Rent Control Reporter 1017 the quotation from the judgment of the High Court at

page 1019 expressly stated that the standard of a reasonable man" was applied by

the High Court in judging whether the need of the land lord was bonafide in

reversing the decision of the Controller and the Tribunal. The decision of the High

Court was upheld by the Supreme Court.

( 10 ) I see no reason why the accommodation in the annexes in which the land

lady resides for 5 years should not be regarded as "reasonably suitable residential

accommodation" for her within the meaning of proviso (e ). For, the land lady has

failed to plead and prove that she was forced to live in unsuitable accommodation

for some special reason. Further, it could not be said that merely because the

possession of two flats on one side of the stair-case would be more convenient, the

possession of two flats on either side of the stair-case is definitely not to be

regarded as a "reasonably suitable residential accommodation" for the land lady.

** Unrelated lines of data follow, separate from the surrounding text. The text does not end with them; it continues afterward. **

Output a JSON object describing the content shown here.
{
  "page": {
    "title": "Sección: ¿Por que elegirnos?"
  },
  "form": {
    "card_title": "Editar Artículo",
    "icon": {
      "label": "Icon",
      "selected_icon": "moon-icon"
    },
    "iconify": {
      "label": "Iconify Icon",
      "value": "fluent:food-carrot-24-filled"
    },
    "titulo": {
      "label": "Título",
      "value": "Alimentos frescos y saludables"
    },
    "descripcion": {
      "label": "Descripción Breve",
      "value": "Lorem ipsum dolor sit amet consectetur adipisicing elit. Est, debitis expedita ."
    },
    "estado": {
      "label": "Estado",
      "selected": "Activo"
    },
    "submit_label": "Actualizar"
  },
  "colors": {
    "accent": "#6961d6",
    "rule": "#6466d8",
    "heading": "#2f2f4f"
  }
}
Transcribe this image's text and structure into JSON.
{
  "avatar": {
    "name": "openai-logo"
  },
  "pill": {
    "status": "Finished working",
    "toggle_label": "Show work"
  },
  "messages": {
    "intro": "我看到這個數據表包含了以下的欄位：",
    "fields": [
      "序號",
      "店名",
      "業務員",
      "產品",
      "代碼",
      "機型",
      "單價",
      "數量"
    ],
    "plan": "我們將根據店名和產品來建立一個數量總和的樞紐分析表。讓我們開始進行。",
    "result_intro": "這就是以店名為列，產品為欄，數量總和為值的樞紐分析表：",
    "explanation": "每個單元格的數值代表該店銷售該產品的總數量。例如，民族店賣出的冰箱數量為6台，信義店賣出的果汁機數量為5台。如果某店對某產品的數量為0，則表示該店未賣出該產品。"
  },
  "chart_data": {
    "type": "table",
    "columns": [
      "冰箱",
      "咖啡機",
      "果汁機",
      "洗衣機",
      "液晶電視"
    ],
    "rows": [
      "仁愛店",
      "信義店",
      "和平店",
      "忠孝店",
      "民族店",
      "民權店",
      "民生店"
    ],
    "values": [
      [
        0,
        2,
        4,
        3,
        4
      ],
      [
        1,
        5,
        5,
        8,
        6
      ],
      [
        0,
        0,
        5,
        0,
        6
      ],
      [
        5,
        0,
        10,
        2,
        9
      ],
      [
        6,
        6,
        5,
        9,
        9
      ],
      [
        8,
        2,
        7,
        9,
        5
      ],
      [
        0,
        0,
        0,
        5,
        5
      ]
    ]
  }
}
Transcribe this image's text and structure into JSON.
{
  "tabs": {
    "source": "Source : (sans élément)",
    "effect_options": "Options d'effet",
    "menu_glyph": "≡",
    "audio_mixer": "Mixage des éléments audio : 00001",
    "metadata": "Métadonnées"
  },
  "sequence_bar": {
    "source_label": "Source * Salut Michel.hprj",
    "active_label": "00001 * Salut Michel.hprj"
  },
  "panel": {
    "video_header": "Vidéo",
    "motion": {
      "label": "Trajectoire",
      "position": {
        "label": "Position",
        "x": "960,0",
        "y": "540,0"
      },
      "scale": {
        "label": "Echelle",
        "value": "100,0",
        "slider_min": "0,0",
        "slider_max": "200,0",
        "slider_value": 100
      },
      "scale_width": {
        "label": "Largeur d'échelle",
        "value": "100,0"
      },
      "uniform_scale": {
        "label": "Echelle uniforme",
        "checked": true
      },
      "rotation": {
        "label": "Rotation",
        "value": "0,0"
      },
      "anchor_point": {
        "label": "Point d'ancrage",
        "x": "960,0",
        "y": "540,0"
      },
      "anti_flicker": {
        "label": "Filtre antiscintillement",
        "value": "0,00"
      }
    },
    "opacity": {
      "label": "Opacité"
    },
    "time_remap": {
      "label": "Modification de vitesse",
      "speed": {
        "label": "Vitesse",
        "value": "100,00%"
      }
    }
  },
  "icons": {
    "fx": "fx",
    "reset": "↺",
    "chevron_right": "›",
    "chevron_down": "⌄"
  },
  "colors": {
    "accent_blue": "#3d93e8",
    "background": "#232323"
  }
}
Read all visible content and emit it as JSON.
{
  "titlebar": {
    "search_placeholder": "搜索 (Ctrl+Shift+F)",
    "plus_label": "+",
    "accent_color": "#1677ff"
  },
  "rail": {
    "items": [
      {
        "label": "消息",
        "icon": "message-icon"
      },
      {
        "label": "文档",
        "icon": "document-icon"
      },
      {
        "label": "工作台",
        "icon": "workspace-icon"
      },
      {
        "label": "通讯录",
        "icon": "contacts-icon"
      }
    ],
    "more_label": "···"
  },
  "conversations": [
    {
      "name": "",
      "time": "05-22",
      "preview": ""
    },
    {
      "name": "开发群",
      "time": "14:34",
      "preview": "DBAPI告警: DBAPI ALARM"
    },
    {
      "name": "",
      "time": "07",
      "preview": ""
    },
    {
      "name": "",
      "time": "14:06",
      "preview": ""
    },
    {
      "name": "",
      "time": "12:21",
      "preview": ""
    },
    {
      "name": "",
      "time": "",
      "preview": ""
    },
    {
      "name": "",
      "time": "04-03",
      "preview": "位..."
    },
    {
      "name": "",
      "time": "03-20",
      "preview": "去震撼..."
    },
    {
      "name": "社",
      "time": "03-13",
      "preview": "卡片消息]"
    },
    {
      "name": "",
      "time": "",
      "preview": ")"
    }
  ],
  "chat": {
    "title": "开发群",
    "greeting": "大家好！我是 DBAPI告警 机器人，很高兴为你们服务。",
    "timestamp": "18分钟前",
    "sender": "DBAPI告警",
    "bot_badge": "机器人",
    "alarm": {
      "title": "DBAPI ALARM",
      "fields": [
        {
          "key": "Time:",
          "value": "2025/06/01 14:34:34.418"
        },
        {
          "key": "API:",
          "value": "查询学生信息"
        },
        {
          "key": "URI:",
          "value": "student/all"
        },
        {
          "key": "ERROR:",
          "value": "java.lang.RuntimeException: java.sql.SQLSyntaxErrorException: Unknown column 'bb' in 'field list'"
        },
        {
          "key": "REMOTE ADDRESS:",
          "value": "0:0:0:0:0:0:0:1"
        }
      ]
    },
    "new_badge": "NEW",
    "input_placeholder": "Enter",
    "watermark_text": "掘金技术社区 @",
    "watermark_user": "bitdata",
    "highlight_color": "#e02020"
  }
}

This is a special case in which the land lady has had many opportunities of selecting

accommodation for herself in any of her numerous flats. In view of this special

circumstances, it cannot be said that the land lady can insist on the possession of

the particular flat occupied by the tenant. The alternative accommodation is

reasonably suitable for her even though the particular flat of the tenant would be

even more suitable for her. But that involves the eviction of the tenant which cannot

be done unless the requirements of Proviso (e) are fulfilled. In the peculiar

circumstances of this case and the reprehensible conduct of the land lady and her

husband the possession of the annexes and or the two ground floor flats in the main

building must be held to be reasonable accommodation in the possession of the

landlady. She cannot, therefore seek to evict the tenant. Appeal Allowed.

Advocate List
  • For the Appearing Parties -------
Bench
  • HON'BLE MR. JUSTICE V.S. DESHPANDE
Eq Citations
  • 1972 RLR 32
  • LQ/DelHC/1971/326
Head Note

- Whether the landlord honestly required the premises for own occupation under Proviso (e) to Sec. 14(1). - If variance between pleadings and evidence renders trial vitiated, even if true; allowed if issue was raised, and parties adduced evidence. - Landlord not entitled to possession if already possessing reasonable alternative accommodation. - "Reasonably suitable residential accommodation" under Proviso (e) not required to be as good as premises from which tenant sought to be evicted; must be judged objectively by standard of reasonableness.